The Lockheed F-104 Starfighter is the work of legendary Skunk Works engineer Kelly Johnson, who, after interviews with Korean War fighter pilots in 1951, deliberately bucked the trend of ever-larger and more complex fighters by producing a simple, lightweight aircraft optimized purely for maximum altitude and climb performance. The XF-104's first official flight took place on March 4, 1954, with Lockheed test pilot Anthony W. "Tony" LeVier at the controls — though that first flight ended early when a hydraulic problem prevented the landing gear from retracting and LeVier landed after just twenty minutes.
The Starfighter's design was unmistakable: thin, stubby wings attached far back on a long, slender fuselage, with the kind of profile that earned it the affectionate (and accurate) nickname "the missile with a man in it." The F-104 was the first production aircraft to achieve Mach 2 in level flight, and the first aircraft to reach 100,000 feet of altitude after taking off under its own power — extraordinary numbers for the early supersonic era. Service with NATO air forces extended the type's career into the 1980s and beyond, although the high accident rate in some operators (particularly the Luftwaffe) gave the Starfighter a complicated reputation that lingers in aviation folklore.
The unmistakable F-104 silhouette — long, slim fuselage; tiny stubby wings; T-tail; sharp pitot boom on the nose — is one of the most distinctive jet shapes ever produced, and a popular subject in the EDF scale category at modern RC fly-ins.

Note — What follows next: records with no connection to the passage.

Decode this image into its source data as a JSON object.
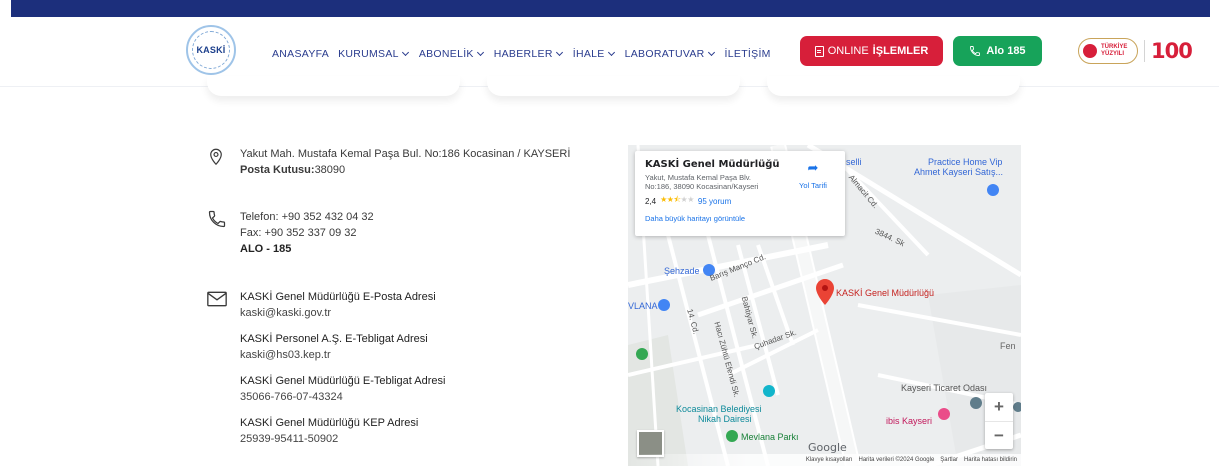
{
  "header": {
    "logo_text": "KASKİ",
    "nav": [
      {
        "label": "ANASAYFA",
        "dropdown": false
      },
      {
        "label": "KURUMSAL",
        "dropdown": true
      },
      {
        "label": "ABONELİK",
        "dropdown": true
      },
      {
        "label": "HABERLER",
        "dropdown": true
      },
      {
        "label": "İHALE",
        "dropdown": true
      },
      {
        "label": "LABORATUVAR",
        "dropdown": true
      },
      {
        "label": "İLETİŞİM",
        "dropdown": false
      }
    ],
    "online_button": {
      "prefix": "ONLINE ",
      "bold": "İŞLEMLER"
    },
    "alo_button": "Alo 185",
    "brand": {
      "badge_line1": "TÜRKİYE",
      "badge_line2": "YÜZYILI",
      "hundred": "100"
    }
  },
  "contact": {
    "address": {
      "line": "Yakut Mah. Mustafa Kemal Paşa Bul. No:186 Kocasinan / KAYSERİ",
      "po_label": "Posta Kutusu:",
      "po_value": "38090"
    },
    "phone": {
      "tel": "Telefon: +90 352 432 04 32",
      "fax": "Fax: +90 352 337 09 32",
      "alo": "ALO - 185"
    },
    "emails": [
      {
        "title": "KASKİ Genel Müdürlüğü E-Posta Adresi",
        "value": "kaski@kaski.gov.tr"
      },
      {
        "title": "KASKİ Personel A.Ş. E-Tebligat Adresi",
        "value": "kaski@hs03.kep.tr"
      },
      {
        "title": "KASKİ Genel Müdürlüğü E-Tebligat Adresi",
        "value": "35066-766-07-43324"
      },
      {
        "title": "KASKİ Genel Müdürlüğü KEP Adresi",
        "value": "25939-95411-50902"
      }
    ]
  },
  "map": {
    "card": {
      "title": "KASKİ Genel Müdürlüğü",
      "address": "Yakut, Mustafa Kemal Paşa Blv. No:186, 38090 Kocasinan/Kayseri",
      "rating": "2,4",
      "stars_filled": 2.5,
      "reviews": "95 yorum",
      "bigger_map": "Daha büyük haritayı görüntüle",
      "directions": "Yol Tarifi"
    },
    "labels": {
      "pin": "KASKİ Genel Müdürlüğü",
      "practice": "Practice Home Vip",
      "practice2": "Ahmet Kayseri Satış...",
      "sehzade": "Şehzade",
      "mevlana": "VLANA",
      "belediye1": "Kocasinan Belediyesi",
      "belediye2": "Nikah Dairesi",
      "mevlana_park": "Mevlana Parkı",
      "ticaret": "Kayseri Ticaret Odası",
      "ibis": "ibis Kayseri",
      "fen": "Fen",
      "baris": "Barış Manço Cd.",
      "cuhadar": "Çuhadar Sk.",
      "s3844": "3844. Sk",
      "almaci": "Almacit Cd.",
      "baki": "Bahtiyar Sk.",
      "selli": "selli",
      "hacizuhtu": "Hacı Zühtü Efendi Sk.",
      "s14": "14. Cd.",
      "google": "Google"
    },
    "footer": [
      "Klavye kısayolları",
      "Harita verileri ©2024 Google",
      "Şartlar",
      "Harita hatası bildirin"
    ],
    "zoom_in": "+",
    "zoom_out": "−"
  },
  "colors": {
    "topbar": "#1c2f7c",
    "online": "#d71f3a",
    "alo": "#17a35a",
    "nav": "#2a3c8e"
  }
}
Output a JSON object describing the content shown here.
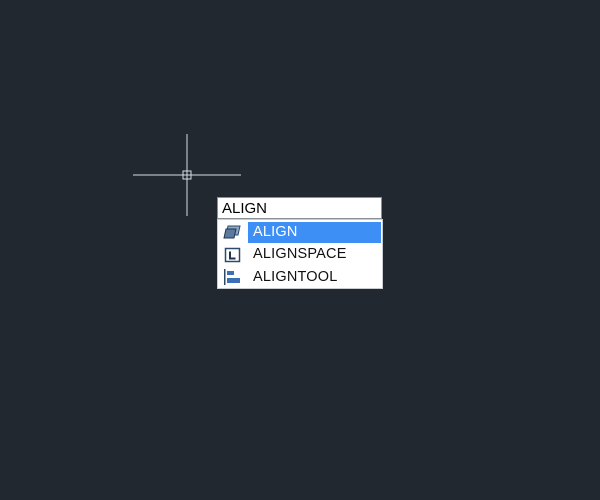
{
  "command_line": {
    "input_value": "ALIGN"
  },
  "suggestions": {
    "items": [
      {
        "label": "ALIGN",
        "icon": "align-3d-icon",
        "selected": true
      },
      {
        "label": "ALIGNSPACE",
        "icon": "align-space-icon",
        "selected": false
      },
      {
        "label": "ALIGNTOOL",
        "icon": "align-tool-icon",
        "selected": false
      }
    ]
  },
  "colors": {
    "canvas_background": "#212830",
    "selection_highlight": "#3d8ff5",
    "crosshair": "#d9dde2"
  }
}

The most demanding subsonic-jet handling profile in this pack. The F-104 in our sim captures the high-speed personality of the real airframe — small wings mean high approach speeds, narrow stall margins, and the kind of energy management a real Starfighter pilot trained for. Use it for precise jet pattern flying with limited margin for error. Pairs well with airport-class landscapes that have proper long runways. A different category from the carrier jets in this pack — pure interceptor/dash design.